Loi de finances 2026 : les principales mesures concernant le secteur de l’intérêt général
La loi n° 2026-103 de finances pour 2026, promulguée le jeudi 19 février dernier, comporte un certain nombre de mesures ayant un impact sur la vie des fondations et associations.
Parmi elles figurent la prorogation de la contribution différentielle sur les hauts revenus (CDHR) jusqu’à ce qu’un déficit du budget général inférieur à 3 % du produit intérieur brut soit constaté, ainsi que la prise en compte, pour son calcul, du montant de la réduction d’impôt relative aux dons des particuliers (article 200 du CGI).
La loi prévoit également le doublement du plafond de la réduction d’impôt relative aux dons dits « Coluche », porté à 2 000 euros et applicable aux dons effectués à compter du 14 octobre 2025.
Elle instaure en outre une réduction d’impôt exceptionnelle de 75 % pour les dons en faveur de la restauration du château de Chambord.
Enfin, l’exonération de taxe d’apprentissage dont bénéficiaient notamment les associations, fondations et fonds de dotation est supprimée.
LOI n° 2026-103 du 19 février 2026 de finances pour 2026 (1) - Légifrance
Gestion désintéressée : les dirigeants de fait ne doivent pas être rémunérés ou bénéficier d'avantages
Pour une association ou une fondation, le bénéfice du non-assujettissement aux impôts commerciaux (IS, TVA CET) et à l’octroi d’une réduction d’impôt pour les dons reçus est conditionné à ce qu’elle soit gérée de manière désintéressée. Une gestion désintéressée implique notamment que l’organisme est géré bénévolement par des personnes n’ayant, elles-mêmes ou par personne interposée, aucun intérêt direct ou indirect dans les résultats de l’exploitation.

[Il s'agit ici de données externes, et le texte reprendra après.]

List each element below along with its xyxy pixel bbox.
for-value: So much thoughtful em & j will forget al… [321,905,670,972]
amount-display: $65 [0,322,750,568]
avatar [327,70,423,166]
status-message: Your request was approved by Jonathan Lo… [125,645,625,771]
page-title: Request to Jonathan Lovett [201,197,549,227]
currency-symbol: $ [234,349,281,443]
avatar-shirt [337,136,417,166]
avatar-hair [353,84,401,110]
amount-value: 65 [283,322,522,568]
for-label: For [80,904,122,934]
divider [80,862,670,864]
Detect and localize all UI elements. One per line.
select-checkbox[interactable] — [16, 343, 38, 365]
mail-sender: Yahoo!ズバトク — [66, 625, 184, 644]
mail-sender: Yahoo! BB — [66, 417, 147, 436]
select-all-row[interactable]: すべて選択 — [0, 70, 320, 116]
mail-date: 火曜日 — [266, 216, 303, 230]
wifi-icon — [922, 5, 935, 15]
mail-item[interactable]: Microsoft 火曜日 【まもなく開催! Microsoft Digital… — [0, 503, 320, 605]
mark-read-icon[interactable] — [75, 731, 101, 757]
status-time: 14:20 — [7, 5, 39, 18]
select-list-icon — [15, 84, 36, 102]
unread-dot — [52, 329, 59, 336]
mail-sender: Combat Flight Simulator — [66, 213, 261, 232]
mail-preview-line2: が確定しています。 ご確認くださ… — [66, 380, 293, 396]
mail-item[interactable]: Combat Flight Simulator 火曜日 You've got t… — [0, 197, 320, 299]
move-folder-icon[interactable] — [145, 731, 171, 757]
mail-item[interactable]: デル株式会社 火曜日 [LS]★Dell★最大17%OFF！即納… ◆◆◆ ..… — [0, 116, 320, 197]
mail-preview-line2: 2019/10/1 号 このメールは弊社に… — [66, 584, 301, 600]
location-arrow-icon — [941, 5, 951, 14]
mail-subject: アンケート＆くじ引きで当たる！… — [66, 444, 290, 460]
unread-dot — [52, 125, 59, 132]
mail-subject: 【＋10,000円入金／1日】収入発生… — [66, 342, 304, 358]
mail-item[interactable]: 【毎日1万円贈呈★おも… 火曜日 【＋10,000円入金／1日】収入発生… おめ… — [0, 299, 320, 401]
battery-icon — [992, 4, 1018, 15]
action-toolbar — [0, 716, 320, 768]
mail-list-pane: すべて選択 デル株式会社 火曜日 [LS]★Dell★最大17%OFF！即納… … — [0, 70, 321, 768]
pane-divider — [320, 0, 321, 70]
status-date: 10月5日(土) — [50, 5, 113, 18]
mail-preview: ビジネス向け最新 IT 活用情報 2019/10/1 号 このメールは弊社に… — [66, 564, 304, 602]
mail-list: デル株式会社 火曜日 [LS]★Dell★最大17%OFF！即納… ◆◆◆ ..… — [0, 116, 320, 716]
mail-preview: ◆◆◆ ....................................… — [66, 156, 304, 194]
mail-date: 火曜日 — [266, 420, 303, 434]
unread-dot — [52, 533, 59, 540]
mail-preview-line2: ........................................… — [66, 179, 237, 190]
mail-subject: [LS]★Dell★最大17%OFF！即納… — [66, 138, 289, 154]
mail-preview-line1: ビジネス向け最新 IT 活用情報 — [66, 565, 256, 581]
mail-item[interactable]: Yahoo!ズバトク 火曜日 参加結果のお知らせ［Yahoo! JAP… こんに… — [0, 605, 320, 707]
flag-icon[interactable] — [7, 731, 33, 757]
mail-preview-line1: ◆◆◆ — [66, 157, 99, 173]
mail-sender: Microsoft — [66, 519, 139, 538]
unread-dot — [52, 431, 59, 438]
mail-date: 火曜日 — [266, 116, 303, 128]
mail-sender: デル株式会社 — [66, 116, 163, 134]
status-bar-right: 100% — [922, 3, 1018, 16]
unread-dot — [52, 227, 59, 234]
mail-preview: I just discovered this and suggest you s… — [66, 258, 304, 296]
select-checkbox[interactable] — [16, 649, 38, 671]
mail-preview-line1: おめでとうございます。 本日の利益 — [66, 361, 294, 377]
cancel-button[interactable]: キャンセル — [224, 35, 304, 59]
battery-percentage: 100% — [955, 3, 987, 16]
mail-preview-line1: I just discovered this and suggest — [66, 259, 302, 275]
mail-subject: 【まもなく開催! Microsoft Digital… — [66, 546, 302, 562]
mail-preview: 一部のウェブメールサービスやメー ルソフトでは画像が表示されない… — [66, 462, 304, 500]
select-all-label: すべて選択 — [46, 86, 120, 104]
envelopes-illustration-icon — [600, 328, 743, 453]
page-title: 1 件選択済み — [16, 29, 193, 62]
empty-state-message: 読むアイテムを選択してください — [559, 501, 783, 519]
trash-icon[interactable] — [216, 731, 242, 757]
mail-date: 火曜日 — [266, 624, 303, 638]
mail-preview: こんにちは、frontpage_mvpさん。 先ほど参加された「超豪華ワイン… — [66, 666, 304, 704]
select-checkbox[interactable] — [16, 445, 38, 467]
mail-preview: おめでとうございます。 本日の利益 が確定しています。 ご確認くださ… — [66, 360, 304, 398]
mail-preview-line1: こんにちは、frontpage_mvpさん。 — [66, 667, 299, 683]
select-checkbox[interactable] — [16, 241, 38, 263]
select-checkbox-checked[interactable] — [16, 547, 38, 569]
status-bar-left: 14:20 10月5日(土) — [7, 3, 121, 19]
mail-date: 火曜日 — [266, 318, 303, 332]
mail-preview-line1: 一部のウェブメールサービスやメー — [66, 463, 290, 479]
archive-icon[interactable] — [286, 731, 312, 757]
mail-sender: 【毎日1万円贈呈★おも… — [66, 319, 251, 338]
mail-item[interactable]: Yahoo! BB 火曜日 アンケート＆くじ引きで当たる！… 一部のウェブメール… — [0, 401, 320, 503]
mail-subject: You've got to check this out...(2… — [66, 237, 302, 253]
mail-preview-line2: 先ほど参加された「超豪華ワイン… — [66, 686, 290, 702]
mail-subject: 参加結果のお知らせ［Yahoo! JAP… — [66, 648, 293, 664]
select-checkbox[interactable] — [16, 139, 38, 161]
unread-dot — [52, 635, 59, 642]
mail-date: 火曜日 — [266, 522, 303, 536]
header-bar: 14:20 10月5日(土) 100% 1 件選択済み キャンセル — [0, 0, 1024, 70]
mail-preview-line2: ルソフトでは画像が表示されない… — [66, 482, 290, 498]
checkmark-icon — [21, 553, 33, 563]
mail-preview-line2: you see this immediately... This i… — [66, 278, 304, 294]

Les dirigeants de droit concernés sont les membres du conseil d’administration ou de l’organe qui en tient lieu. Cette notion est étendue à des personnes qui agissent dans le cadre de l’association, sans en avoir reçu les pouvoirs : les dirigeants de fait.
Par principe, le caractère bénévole empêche toute rémunération des dirigeants concernés. Cependant, il existe deux exceptions :
- Une rémunération brute mensuelle totale peut être versée à chaque dirigeant si elle n’excède pas les ¾ du SMIC ;
- Quand l’organisme respecte certaines règles de gestion, en fonction de ses ressources, elle peut rémunérer jusqu’à trois dirigeants au-delà du seuil précédant.
Une jurisprudence récente fournit une illustration de ces règles : une personne qui n’était investie d’aucun mandat ni contrat de travail avec une association bénéficiait d’une procuration sur les comptes, et réalisait des achats de l’association. Ces faits ont justifié que soit retenu la qualification de dirigeant de fait, qualité dont il s’est d’ailleurs prévalu auprès de l’administration fiscale lors d’une vérification de comptabilité.
Or, ce dirigeant bénéficiait également d’une rémunération substantielle ainsi que d’avantages en nature (mise à disposition d’immeubles et d’un véhicule) ; et sa gestion n’est alors pas considérée comme bénévole.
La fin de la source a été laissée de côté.